# led light



## franktnkbrute (Jan 4, 2010)

Hey I have a 09 brute force 650i and I want to put a clear led light under my brake light that goes on when I put it reverse. Any sugestion how I can do that?
Thanks
Frank:rockn:


----------



## DaBrute (Aug 16, 2009)

maybe tapping into the reverse sensor wire and utilizing the 12V plugs above the regulator/rectifier? Not too sure, maybe someone who knows will chime in.
Just wondering...whatcha lighting up?:thinking: or is it just to signal that your in reverse?


----------



## gpinjason (Nov 10, 2009)

there is another thread on here about this.. there should be 2 wires dangling on the back by the tail light that are pre-wired to get power in reverse.. apparently they have reverse lights on them in other countries or something...


----------



## DaBrute (Aug 16, 2009)

I do know that the pre wired plugs by the radiator are used on european models for the horn. As for the wires at the back, i think they have power when the key is on just like the front ones but a 3 pole Led light that will accept pos/neg/and a signal (from the reverse sensor) would be needed for Frank's purpose. Just like they would require a 3 pole momentary switch in the case of the horn.


----------



## phreebsd (Dec 16, 2004)

I have 2 plugs in the rear. Tomorrow ill check and see which has power when reverse is selected.


----------



## franktnkbrute (Jan 4, 2010)

Thanks 
Ya the clear light is for the reverse just so that when im in the forest and wanna back up I can see beter. and its different. I also have some green lights on the motor and the rad and the marker lights green to. And my budys did the same but one is Honda with bleu lights and the other Bombardier as red lights. heres a video of the honda not completly done


----------



## DaBrute (Aug 16, 2009)

those blue lights are bright, must look pretty neat when cruisin in da bush


----------



## Brute650i (Dec 17, 2008)

this what you looking for?

http://www.mudinmyblood.net/forum/showthread.php?t=3940&highlight=reverse+light


----------



## DaBrute (Aug 16, 2009)

Great info...Thanks Brent, i musta missed that one last month. Nice to know you don't have to tap into the reverse sensor :rockn:


----------



## kawa650 (Dec 19, 2008)

I would recommend running a relay when running a light with the rear wires, can be done easily 

This is how I wired mine with a 55 watt light, works great, maybe it will help!!

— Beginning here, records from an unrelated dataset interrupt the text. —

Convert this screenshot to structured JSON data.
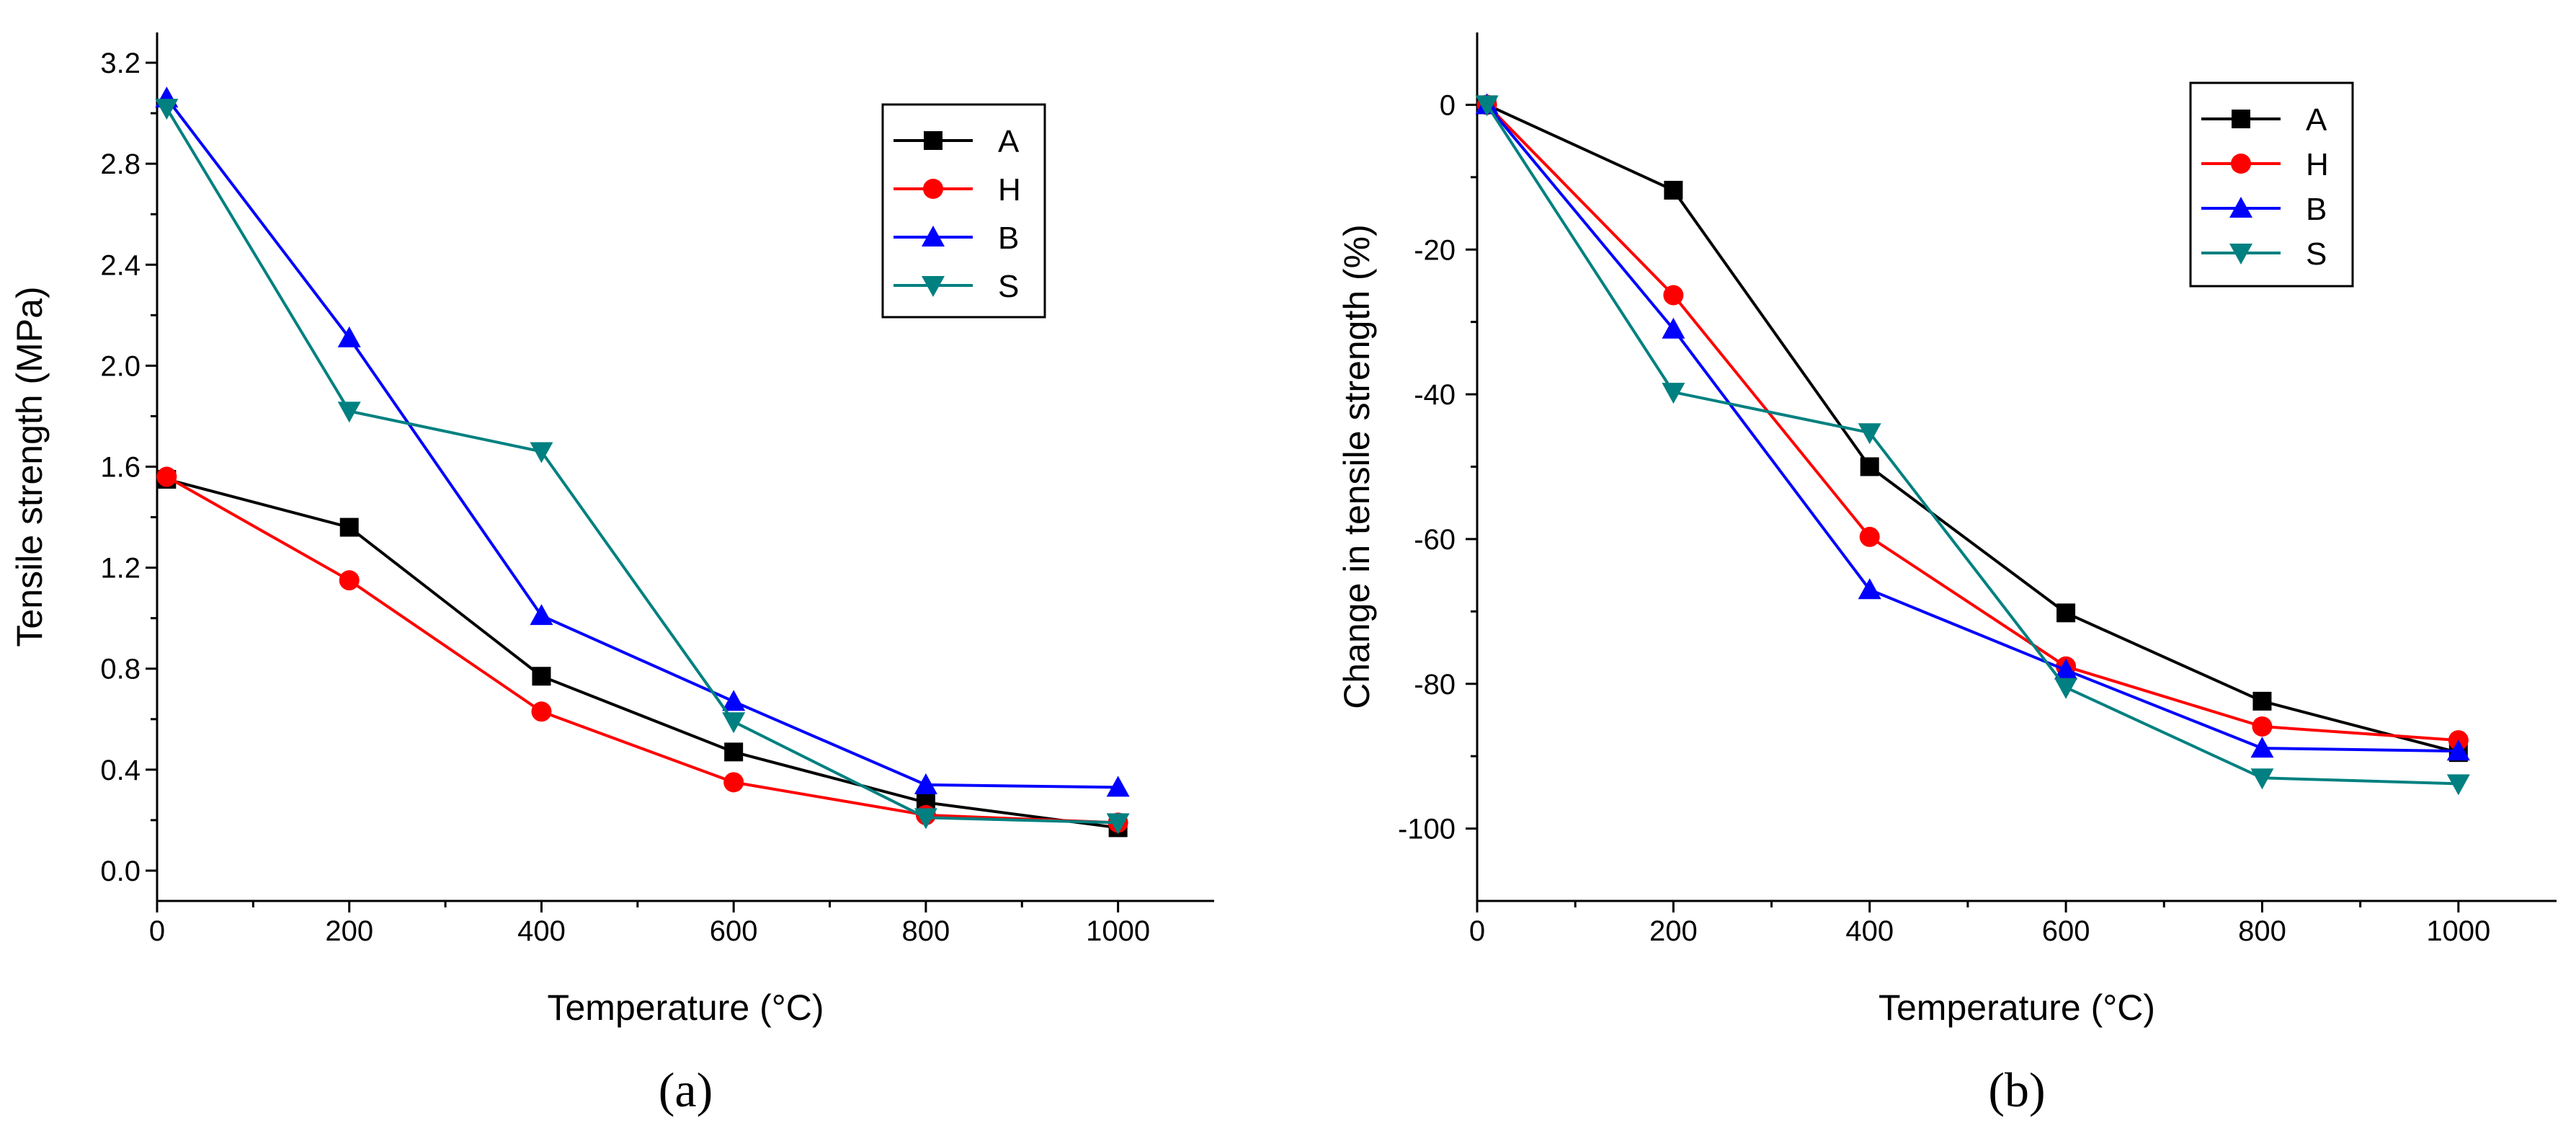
{
  "chart_data": [
    {
      "type": "line",
      "panel_label": "(a)",
      "xlabel": "Temperature (°C)",
      "ylabel": "Tensile strength (MPa)",
      "xlim": [
        0,
        1100
      ],
      "ylim": [
        -0.12,
        3.32
      ],
      "xticks": [
        0,
        200,
        400,
        600,
        800,
        1000
      ],
      "yticks": [
        0.0,
        0.4,
        0.8,
        1.2,
        1.6,
        2.0,
        2.4,
        2.8,
        3.2
      ],
      "ytick_labels": [
        "0.0",
        "0.4",
        "0.8",
        "1.2",
        "1.6",
        "2.0",
        "2.4",
        "2.8",
        "3.2"
      ],
      "grid": false,
      "legend_position": "top-right",
      "x": [
        10,
        200,
        400,
        600,
        800,
        1000
      ],
      "series": [
        {
          "name": "A",
          "color": "#000000",
          "marker": "square",
          "values": [
            1.55,
            1.36,
            0.77,
            0.47,
            0.27,
            0.17
          ]
        },
        {
          "name": "H",
          "color": "#ff0000",
          "marker": "circle",
          "values": [
            1.56,
            1.15,
            0.63,
            0.35,
            0.22,
            0.19
          ]
        },
        {
          "name": "B",
          "color": "#0000ff",
          "marker": "triangle-up",
          "values": [
            3.06,
            2.11,
            1.01,
            0.67,
            0.34,
            0.33
          ]
        },
        {
          "name": "S",
          "color": "#008080",
          "marker": "triangle-down",
          "values": [
            3.02,
            1.82,
            1.66,
            0.59,
            0.21,
            0.19
          ]
        }
      ]
    },
    {
      "type": "line",
      "panel_label": "(b)",
      "xlabel": "Temperature (°C)",
      "ylabel": "Change in tensile strength (%)",
      "xlim": [
        0,
        1100
      ],
      "ylim": [
        -110,
        10
      ],
      "xticks": [
        0,
        200,
        400,
        600,
        800,
        1000
      ],
      "yticks": [
        0,
        -20,
        -40,
        -60,
        -80,
        -100
      ],
      "ytick_labels": [
        "0",
        "-20",
        "-40",
        "-60",
        "-80",
        "-100"
      ],
      "grid": false,
      "legend_position": "top-right",
      "x": [
        10,
        200,
        400,
        600,
        800,
        1000
      ],
      "series": [
        {
          "name": "A",
          "color": "#000000",
          "marker": "square",
          "values": [
            0,
            -11.8,
            -50.0,
            -70.2,
            -82.4,
            -89.5
          ]
        },
        {
          "name": "H",
          "color": "#ff0000",
          "marker": "circle",
          "values": [
            0,
            -26.3,
            -59.7,
            -77.6,
            -85.9,
            -87.8
          ]
        },
        {
          "name": "B",
          "color": "#0000ff",
          "marker": "triangle-up",
          "values": [
            0,
            -31.0,
            -67.0,
            -78.1,
            -88.9,
            -89.3
          ]
        },
        {
          "name": "S",
          "color": "#008080",
          "marker": "triangle-down",
          "values": [
            0,
            -39.7,
            -45.3,
            -80.5,
            -93.0,
            -93.8
          ]
        }
      ]
    }
  ]
}
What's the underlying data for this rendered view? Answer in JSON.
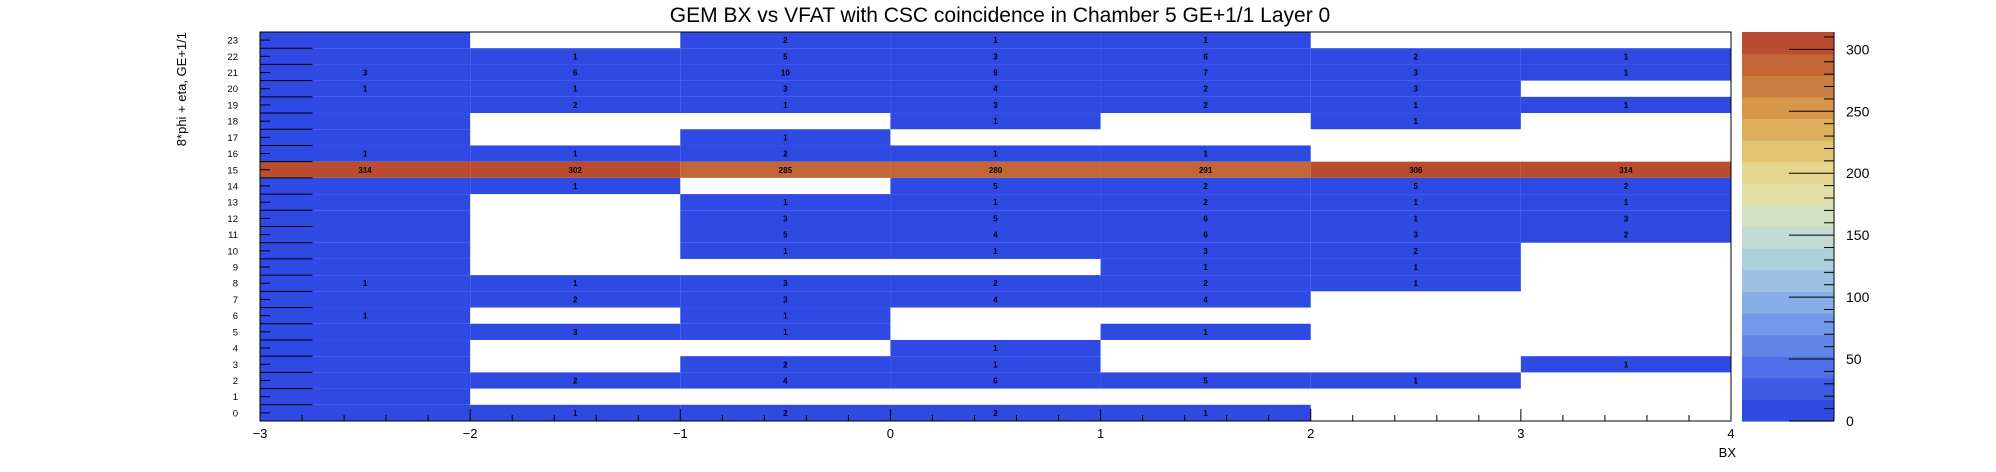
{
  "chart_data": {
    "type": "heatmap",
    "title": "GEM BX vs VFAT with CSC coincidence in Chamber 5 GE+1/1 Layer 0",
    "xlabel": "BX",
    "ylabel": "8*phi + eta, GE+1/1",
    "xlim": [
      -3,
      4
    ],
    "x_tick_labels": [
      "−3",
      "−2",
      "−1",
      "0",
      "1",
      "2",
      "3",
      "4"
    ],
    "ylim": [
      0,
      24
    ],
    "y_tick_labels": [
      "0",
      "1",
      "2",
      "3",
      "4",
      "5",
      "6",
      "7",
      "8",
      "9",
      "10",
      "11",
      "12",
      "13",
      "14",
      "15",
      "16",
      "17",
      "18",
      "19",
      "20",
      "21",
      "22",
      "23"
    ],
    "x_bins": [
      -3,
      -2,
      -1,
      0,
      1,
      2,
      3
    ],
    "x_bin_width": 1,
    "first_col_bin_edges": [
      -3,
      -2.75
    ],
    "z_range": [
      0,
      314
    ],
    "z_tick_labels": [
      "0",
      "50",
      "100",
      "150",
      "200",
      "250",
      "300"
    ],
    "grid": false,
    "colorbar": "right",
    "palette": [
      "#2f49e3",
      "#3d5ce6",
      "#4f70e8",
      "#6185e9",
      "#7599ea",
      "#88aee8",
      "#9bc0e2",
      "#aed0dc",
      "#c2dbd4",
      "#d4e0c2",
      "#e0dfa8",
      "#e6d58e",
      "#e4c472",
      "#deaf5b",
      "#d6974b",
      "#cc7e40",
      "#c26537",
      "#b94c31"
    ],
    "cells": [
      {
        "x": -3,
        "y": 23,
        "v": 0
      },
      {
        "x": -1,
        "y": 23,
        "v": 2
      },
      {
        "x": 0,
        "y": 23,
        "v": 1
      },
      {
        "x": 1,
        "y": 23,
        "v": 1
      },
      {
        "x": -3,
        "y": 22,
        "v": 0
      },
      {
        "x": -2,
        "y": 22,
        "v": 1
      },
      {
        "x": -1,
        "y": 22,
        "v": 5
      },
      {
        "x": 0,
        "y": 22,
        "v": 3
      },
      {
        "x": 1,
        "y": 22,
        "v": 6
      },
      {
        "x": 2,
        "y": 22,
        "v": 2
      },
      {
        "x": 3,
        "y": 22,
        "v": 1
      },
      {
        "x": -3,
        "y": 21,
        "v": 3
      },
      {
        "x": -2,
        "y": 21,
        "v": 6
      },
      {
        "x": -1,
        "y": 21,
        "v": 10
      },
      {
        "x": 0,
        "y": 21,
        "v": 9
      },
      {
        "x": 1,
        "y": 21,
        "v": 7
      },
      {
        "x": 2,
        "y": 21,
        "v": 3
      },
      {
        "x": 3,
        "y": 21,
        "v": 1
      },
      {
        "x": -3,
        "y": 20,
        "v": 1
      },
      {
        "x": -2,
        "y": 20,
        "v": 1
      },
      {
        "x": -1,
        "y": 20,
        "v": 3
      },
      {
        "x": 0,
        "y": 20,
        "v": 4
      },
      {
        "x": 1,
        "y": 20,
        "v": 2
      },
      {
        "x": 2,
        "y": 20,
        "v": 3
      },
      {
        "x": -3,
        "y": 19,
        "v": 0
      },
      {
        "x": -2,
        "y": 19,
        "v": 2
      },
      {
        "x": -1,
        "y": 19,
        "v": 1
      },
      {
        "x": 0,
        "y": 19,
        "v": 3
      },
      {
        "x": 1,
        "y": 19,
        "v": 2
      },
      {
        "x": 2,
        "y": 19,
        "v": 1
      },
      {
        "x": 3,
        "y": 19,
        "v": 1
      },
      {
        "x": -3,
        "y": 18,
        "v": 0
      },
      {
        "x": 0,
        "y": 18,
        "v": 1
      },
      {
        "x": 2,
        "y": 18,
        "v": 1
      },
      {
        "x": -3,
        "y": 17,
        "v": 0
      },
      {
        "x": -1,
        "y": 17,
        "v": 1
      },
      {
        "x": -3,
        "y": 16,
        "v": 1
      },
      {
        "x": -2,
        "y": 16,
        "v": 1
      },
      {
        "x": -1,
        "y": 16,
        "v": 2
      },
      {
        "x": 0,
        "y": 16,
        "v": 1
      },
      {
        "x": 1,
        "y": 16,
        "v": 1
      },
      {
        "x": -3,
        "y": 15,
        "v": 314
      },
      {
        "x": -2,
        "y": 15,
        "v": 302
      },
      {
        "x": -1,
        "y": 15,
        "v": 285
      },
      {
        "x": 0,
        "y": 15,
        "v": 280
      },
      {
        "x": 1,
        "y": 15,
        "v": 291
      },
      {
        "x": 2,
        "y": 15,
        "v": 306
      },
      {
        "x": 3,
        "y": 15,
        "v": 314
      },
      {
        "x": -3,
        "y": 14,
        "v": 0
      },
      {
        "x": -2,
        "y": 14,
        "v": 1
      },
      {
        "x": 0,
        "y": 14,
        "v": 5
      },
      {
        "x": 1,
        "y": 14,
        "v": 2
      },
      {
        "x": 2,
        "y": 14,
        "v": 5
      },
      {
        "x": 3,
        "y": 14,
        "v": 2
      },
      {
        "x": -3,
        "y": 13,
        "v": 0
      },
      {
        "x": -1,
        "y": 13,
        "v": 1
      },
      {
        "x": 0,
        "y": 13,
        "v": 1
      },
      {
        "x": 1,
        "y": 13,
        "v": 2
      },
      {
        "x": 2,
        "y": 13,
        "v": 1
      },
      {
        "x": 3,
        "y": 13,
        "v": 1
      },
      {
        "x": -3,
        "y": 12,
        "v": 0
      },
      {
        "x": -1,
        "y": 12,
        "v": 3
      },
      {
        "x": 0,
        "y": 12,
        "v": 5
      },
      {
        "x": 1,
        "y": 12,
        "v": 6
      },
      {
        "x": 2,
        "y": 12,
        "v": 1
      },
      {
        "x": 3,
        "y": 12,
        "v": 3
      },
      {
        "x": -3,
        "y": 11,
        "v": 0
      },
      {
        "x": -1,
        "y": 11,
        "v": 5
      },
      {
        "x": 0,
        "y": 11,
        "v": 4
      },
      {
        "x": 1,
        "y": 11,
        "v": 6
      },
      {
        "x": 2,
        "y": 11,
        "v": 3
      },
      {
        "x": 3,
        "y": 11,
        "v": 2
      },
      {
        "x": -3,
        "y": 10,
        "v": 0
      },
      {
        "x": -1,
        "y": 10,
        "v": 1
      },
      {
        "x": 0,
        "y": 10,
        "v": 1
      },
      {
        "x": 1,
        "y": 10,
        "v": 3
      },
      {
        "x": 2,
        "y": 10,
        "v": 2
      },
      {
        "x": -3,
        "y": 9,
        "v": 0
      },
      {
        "x": 1,
        "y": 9,
        "v": 1
      },
      {
        "x": 2,
        "y": 9,
        "v": 1
      },
      {
        "x": -3,
        "y": 8,
        "v": 1
      },
      {
        "x": -2,
        "y": 8,
        "v": 1
      },
      {
        "x": -1,
        "y": 8,
        "v": 3
      },
      {
        "x": 0,
        "y": 8,
        "v": 2
      },
      {
        "x": 1,
        "y": 8,
        "v": 2
      },
      {
        "x": 2,
        "y": 8,
        "v": 1
      },
      {
        "x": -3,
        "y": 7,
        "v": 0
      },
      {
        "x": -2,
        "y": 7,
        "v": 2
      },
      {
        "x": -1,
        "y": 7,
        "v": 3
      },
      {
        "x": 0,
        "y": 7,
        "v": 4
      },
      {
        "x": 1,
        "y": 7,
        "v": 4
      },
      {
        "x": -3,
        "y": 6,
        "v": 1
      },
      {
        "x": -1,
        "y": 6,
        "v": 1
      },
      {
        "x": -3,
        "y": 5,
        "v": 0
      },
      {
        "x": -2,
        "y": 5,
        "v": 3
      },
      {
        "x": -1,
        "y": 5,
        "v": 1
      },
      {
        "x": 1,
        "y": 5,
        "v": 1
      },
      {
        "x": -3,
        "y": 4,
        "v": 0
      },
      {
        "x": 0,
        "y": 4,
        "v": 1
      },
      {
        "x": -3,
        "y": 3,
        "v": 0
      },
      {
        "x": -1,
        "y": 3,
        "v": 2
      },
      {
        "x": 0,
        "y": 3,
        "v": 1
      },
      {
        "x": 3,
        "y": 3,
        "v": 1
      },
      {
        "x": -3,
        "y": 2,
        "v": 0
      },
      {
        "x": -2,
        "y": 2,
        "v": 2
      },
      {
        "x": -1,
        "y": 2,
        "v": 4
      },
      {
        "x": 0,
        "y": 2,
        "v": 6
      },
      {
        "x": 1,
        "y": 2,
        "v": 5
      },
      {
        "x": 2,
        "y": 2,
        "v": 1
      },
      {
        "x": -3,
        "y": 1,
        "v": 0
      },
      {
        "x": -3,
        "y": 0,
        "v": 0
      },
      {
        "x": -2,
        "y": 0,
        "v": 1
      },
      {
        "x": -1,
        "y": 0,
        "v": 2
      },
      {
        "x": 0,
        "y": 0,
        "v": 2
      },
      {
        "x": 1,
        "y": 0,
        "v": 1
      }
    ]
  }
}
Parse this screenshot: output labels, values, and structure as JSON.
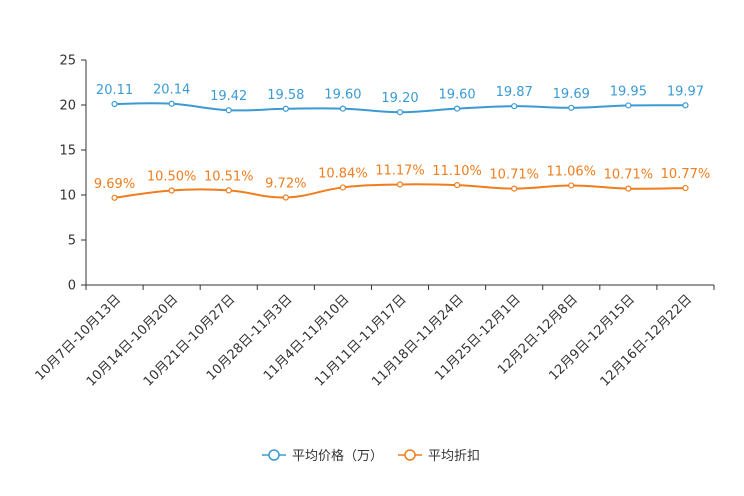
{
  "chart_data": {
    "type": "line",
    "title": "",
    "xlabel": "",
    "ylabel": "",
    "ylim": [
      0,
      25
    ],
    "yticks": [
      0,
      5,
      10,
      15,
      20,
      25
    ],
    "grid": false,
    "legend_position": "bottom-center",
    "categories": [
      "10月7日-10月13日",
      "10月14日-10月20日",
      "10月21日-10月27日",
      "10月28日-11月3日",
      "11月4日-11月10日",
      "11月11日-11月17日",
      "11月18日-11月24日",
      "11月25日-12月1日",
      "12月2日-12月8日",
      "12月9日-12月15日",
      "12月16日-12月22日"
    ],
    "series": [
      {
        "name": "平均价格（万）",
        "color": "#3A9BD4",
        "values": [
          20.11,
          20.14,
          19.42,
          19.58,
          19.6,
          19.2,
          19.6,
          19.87,
          19.69,
          19.95,
          19.97
        ],
        "labels": [
          "20.11",
          "20.14",
          "19.42",
          "19.58",
          "19.60",
          "19.20",
          "19.60",
          "19.87",
          "19.69",
          "19.95",
          "19.97"
        ]
      },
      {
        "name": "平均折扣",
        "color": "#F07D1E",
        "values": [
          9.69,
          10.5,
          10.51,
          9.72,
          10.84,
          11.17,
          11.1,
          10.71,
          11.06,
          10.71,
          10.77
        ],
        "labels": [
          "9.69%",
          "10.50%",
          "10.51%",
          "9.72%",
          "10.84%",
          "11.17%",
          "11.10%",
          "10.71%",
          "11.06%",
          "10.71%",
          "10.77%"
        ]
      }
    ]
  }
}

Run your power from battery to terminal #30

Run the two wires from the back of 4-wheeler to terminal #85 or 86, does not matter which wire you put where, (there's two sets of wires, its going to be the ones with the covering around them, you can use a test light to figure out, they come on only in reverse, maybe someone can take a pic of it)

# 87 will go to positive side of light, ground light and should work


----------



## moonpie02 (Sep 15, 2009)

Not all brutes have pwr to this wire in reverse.My 06 750 has pwr to this wire when switched on.Maybe the 650 is reverse? You can test with a test light real Quick & Easy.


----------



## kawa650 (Dec 19, 2008)

^^^As far as I know all 650i and 750 brutes have two sets of wires in the rear so thats probably the other set of wires your messing with, one set comes on with the key for whatever (not sure what there for), the other set comes on when put in reverse with key on


----------



## 88rxn/a (Mar 2, 2009)

cant we just oder the actual light that is supposed to be there?


----------



## phreebsd (Dec 16, 2004)

i found the one on right to have current when in reverse only


----------



## moonpie02 (Sep 15, 2009)

kawa650 said:


> ^^^As far as I know all 650i and 750 brutes have two sets of wires in the rear so thats probably the other set of wires your messing with, one set comes on with the key for whatever (not sure what there for), the other set comes on when put in reverse with key on


 I will LOOK closer when I get home.I didn't see two sets...


----------



## moonpie02 (Sep 15, 2009)

Just got back around to checking this.The one on the right on my bike is hot @ key on.One wire red/white tracer other is brown.I have another connector but it does not look like yours.It is two wires in one molded connector.One wire is black/yellow tracer other is white.This one is hot @ all times.The connector looks like the connector on my battery tender. It is also to the right of the frame more under the wheel well side actually hanging in the fuel tank shield.


----------



## jakedogg (Aug 14, 2009)

It has power with key on. The switch is ground activated. If you use LED lights, then there is no need for a relay.


----------